As the costs of the pandemic will increasingly be felt, it will be all too easy to blame it on the liberal mainstream. In the name of ‘restarting the economy’, more and more people will be willing to accept policies of cruelty, in proportion to the number of people that will be suffering from the collateral effects of the pandemic. Outside of a mainstream reckoning with the cruelty of the socio-political arrangements that have relegated us to perpetual crisis (pandemic included), it is the demagogues that are best placed to reap the benefits of suffering.

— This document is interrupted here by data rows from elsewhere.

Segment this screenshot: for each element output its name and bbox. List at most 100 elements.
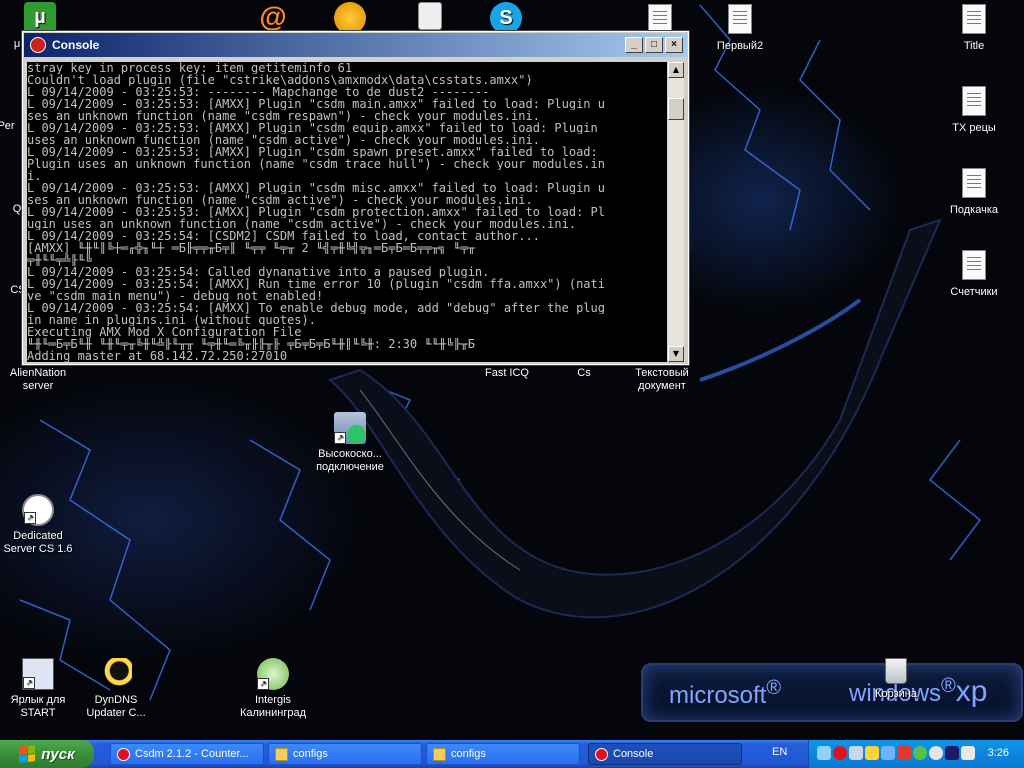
desktop-icon-podkachka[interactable]: Подкачка bbox=[934, 166, 1014, 217]
desktop-icon-intergis[interactable]: ↗ Intergis Калининград bbox=[233, 658, 313, 720]
dyndns-icon bbox=[100, 658, 132, 690]
console-line: Adding master at 68.142.72.250:27010 bbox=[27, 350, 288, 362]
console-line: ugin uses an unknown function (name "csd… bbox=[27, 218, 577, 230]
desktop-icon-printer[interactable] bbox=[390, 2, 470, 34]
desktop-icon-label: Intergis Калининград bbox=[239, 694, 307, 719]
desktop-icon-dedicated-server[interactable]: ↗ Dedicated Server CS 1.6 bbox=[0, 494, 78, 556]
start-button[interactable]: пуск bbox=[0, 740, 94, 768]
console-line: L 09/14/2009 - 03:25:54: [AMXX] Run time… bbox=[27, 278, 605, 290]
language-indicator[interactable]: EN bbox=[772, 746, 787, 758]
vertical-scrollbar[interactable]: ▲ ▼ bbox=[668, 62, 684, 362]
desktop-icon-broadband[interactable]: ↗ Высокоско... подключение bbox=[310, 412, 390, 474]
desktop-icon-aliennation[interactable]: AlienNation server bbox=[0, 367, 78, 393]
tray-opera-icon[interactable] bbox=[833, 746, 847, 760]
console-line: i. bbox=[27, 170, 42, 182]
console-line: L 09/14/2009 - 03:25:53: [AMXX] Plugin "… bbox=[27, 146, 598, 158]
close-button[interactable]: × bbox=[665, 37, 683, 53]
desktop-icon-label: AlienNation server bbox=[9, 367, 67, 392]
console-line: uses an unknown function (name "csdm_act… bbox=[27, 134, 540, 146]
opera-icon bbox=[117, 747, 130, 761]
console-line: L 09/14/2009 - 03:25:53: [AMXX] Plugin "… bbox=[27, 182, 605, 194]
tray-warning-icon[interactable] bbox=[865, 746, 879, 760]
desktop-icon-label: Cs bbox=[577, 367, 591, 379]
intergis-icon: ↗ bbox=[257, 658, 289, 690]
taskbar-button-configs-1[interactable]: configs bbox=[268, 743, 422, 765]
tray-computer-icon[interactable] bbox=[849, 746, 863, 760]
desktop-icon-label: Текстовый документ bbox=[635, 367, 689, 392]
shortcut-arrow-icon: ↗ bbox=[257, 678, 269, 690]
system-tray: 3:26 bbox=[808, 740, 1024, 768]
desktop-icon-text-doc[interactable]: Текстовый документ bbox=[622, 367, 702, 393]
taskbar-button-label: configs bbox=[451, 748, 486, 760]
desktop-icon-label: Title bbox=[963, 40, 985, 52]
desktop-icon-recycle-bin[interactable]: Корзина bbox=[856, 658, 936, 701]
tray-shield-icon[interactable] bbox=[881, 746, 895, 760]
desktop-icon-label: Подкачка bbox=[949, 204, 999, 216]
console-window[interactable]: Console _ □ × stray key in process_key: … bbox=[21, 30, 690, 366]
taskbar-button-label: Csdm 2.1.2 - Counter... bbox=[135, 748, 249, 760]
console-line: L 09/14/2009 - 03:25:54: [AMXX] To enabl… bbox=[27, 302, 605, 314]
desktop-icon-cs[interactable]: Cs bbox=[544, 367, 624, 380]
desktop-icon-label: Dedicated Server CS 1.6 bbox=[3, 530, 73, 555]
minimize-button[interactable]: _ bbox=[625, 37, 643, 53]
scroll-up-button[interactable]: ▲ bbox=[668, 62, 684, 78]
console-line: Plugin uses an unknown function (name "c… bbox=[27, 158, 605, 170]
start-label: пуск bbox=[41, 745, 75, 763]
scroll-thumb[interactable] bbox=[668, 98, 684, 120]
skype-icon: S bbox=[490, 2, 522, 34]
halflife-lambda-icon bbox=[595, 747, 608, 761]
shortcut-arrow-icon: ↗ bbox=[24, 512, 36, 524]
console-line: stray key in process_key: item_getitemin… bbox=[27, 62, 353, 74]
console-output[interactable]: stray key in process_key: item_getitemin… bbox=[27, 62, 667, 362]
title-bar[interactable]: Console _ □ × bbox=[24, 33, 687, 57]
text-document-icon bbox=[728, 4, 752, 34]
taskbar: пуск Csdm 2.1.2 - Counter... configs con… bbox=[0, 740, 1024, 768]
microsoft-registered-mark: ® bbox=[766, 677, 782, 699]
text-document-icon bbox=[962, 250, 986, 280]
windows-xp-logo: microsoft® windows®xp bbox=[641, 663, 1023, 722]
desktop-icon-schetchiki[interactable]: Счетчики bbox=[934, 248, 1014, 299]
scroll-down-button[interactable]: ▼ bbox=[668, 346, 684, 362]
console-line: [AMXX] ╙╫╙║╚┼═╓╬╖╙┼ ═Б╟╤╤╥Б╤║ ╙╤╤ ╙╤╥ 2 … bbox=[27, 242, 475, 254]
taskbar-button-configs-2[interactable]: configs bbox=[426, 743, 580, 765]
desktop-icon-start-shortcut[interactable]: ↗ Ярлык для START bbox=[0, 658, 78, 720]
folder-icon bbox=[275, 747, 288, 761]
console-line: L 09/14/2009 - 03:25:54: Called dynanati… bbox=[27, 266, 490, 278]
desktop-icon-fast-icq[interactable]: Fast ICQ bbox=[467, 367, 547, 380]
desktop-icon-pervyi2[interactable]: Первый2 bbox=[700, 2, 780, 53]
tray-update-icon[interactable] bbox=[913, 746, 927, 760]
desktop-icon-title[interactable]: Title bbox=[934, 2, 1014, 53]
desktop-icon-label: Fast ICQ bbox=[484, 367, 529, 379]
console-line: ses an unknown function (name "csdm_acti… bbox=[27, 194, 533, 206]
console-line: L 09/14/2009 - 03:25:53: [AMXX] Plugin "… bbox=[27, 206, 605, 218]
window-title: Console bbox=[52, 38, 100, 52]
tray-volume-icon[interactable] bbox=[961, 746, 975, 760]
shortcut-arrow-icon: ↗ bbox=[334, 432, 346, 444]
console-line: L 09/14/2009 - 03:25:53: -------- Mapcha… bbox=[27, 86, 490, 98]
console-line: ve "csdm_main_menu") - debug not enabled… bbox=[27, 290, 324, 302]
tray-antivirus-icon[interactable] bbox=[897, 746, 911, 760]
desktop-icon-label: TX рецы bbox=[952, 122, 996, 134]
tray-disk-icon[interactable] bbox=[945, 746, 959, 760]
desktop-icon-dyndns[interactable]: DynDNS Updater C... bbox=[76, 658, 156, 720]
console-line: ╤╫╙╙╤╩╟╙╚ bbox=[27, 254, 93, 266]
taskbar-button-console[interactable]: Console bbox=[588, 743, 742, 765]
recycle-bin-icon bbox=[885, 658, 907, 684]
maximize-button[interactable]: □ bbox=[645, 37, 663, 53]
taskbar-button-csdm[interactable]: Csdm 2.1.2 - Counter... bbox=[110, 743, 264, 765]
taskbar-button-label: Console bbox=[613, 748, 654, 760]
desktop-icon-tx-recy[interactable]: TX рецы bbox=[934, 84, 1014, 135]
halflife-server-icon: ↗ bbox=[22, 494, 54, 526]
console-line: L 09/14/2009 - 03:25:54: [CSDM2] CSDM fa… bbox=[27, 230, 540, 242]
tray-speaker-icon[interactable] bbox=[929, 746, 943, 760]
folder-icon bbox=[433, 747, 446, 761]
desktop-icon-label: Счетчики bbox=[950, 286, 998, 298]
tray-network-icon[interactable] bbox=[817, 746, 831, 760]
text-document-icon bbox=[962, 86, 986, 116]
desktop-icon-label: Ярлык для START bbox=[10, 694, 66, 719]
console-line: ╙╫╙═Б╤Б╙╫ ╙╫╙╤╥╚╫╙╩╟╙╥╥ ╙╤╫╙═╚╥╟╟╥╟ ╤Б╤Б… bbox=[27, 338, 475, 350]
text-document-icon bbox=[648, 4, 672, 34]
windows-flag-icon bbox=[19, 745, 36, 763]
console-line: ses an unknown function (name "csdm_resp… bbox=[27, 110, 540, 122]
clock[interactable]: 3:26 bbox=[988, 747, 1009, 759]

It is hard to look at the present moment and not feel like we are on the edge, about to topple at any moment. The vertigo that this induces can be actively fought, and we can do that by positing alternatives that refuse the terms in which the pandemic is framed. This is neither about ‘the economy’, nor about an emergency that has befallen us. This – crisis in perpetuity – is what awaits an increasing number of people if we collectively continue to support the psychopathic politics of increased production and consumption. Though fear is a great jolt to the system, it is a poor companion for thinking. Let us try to be fearless. Previously invisible possibilities might finally become obvious.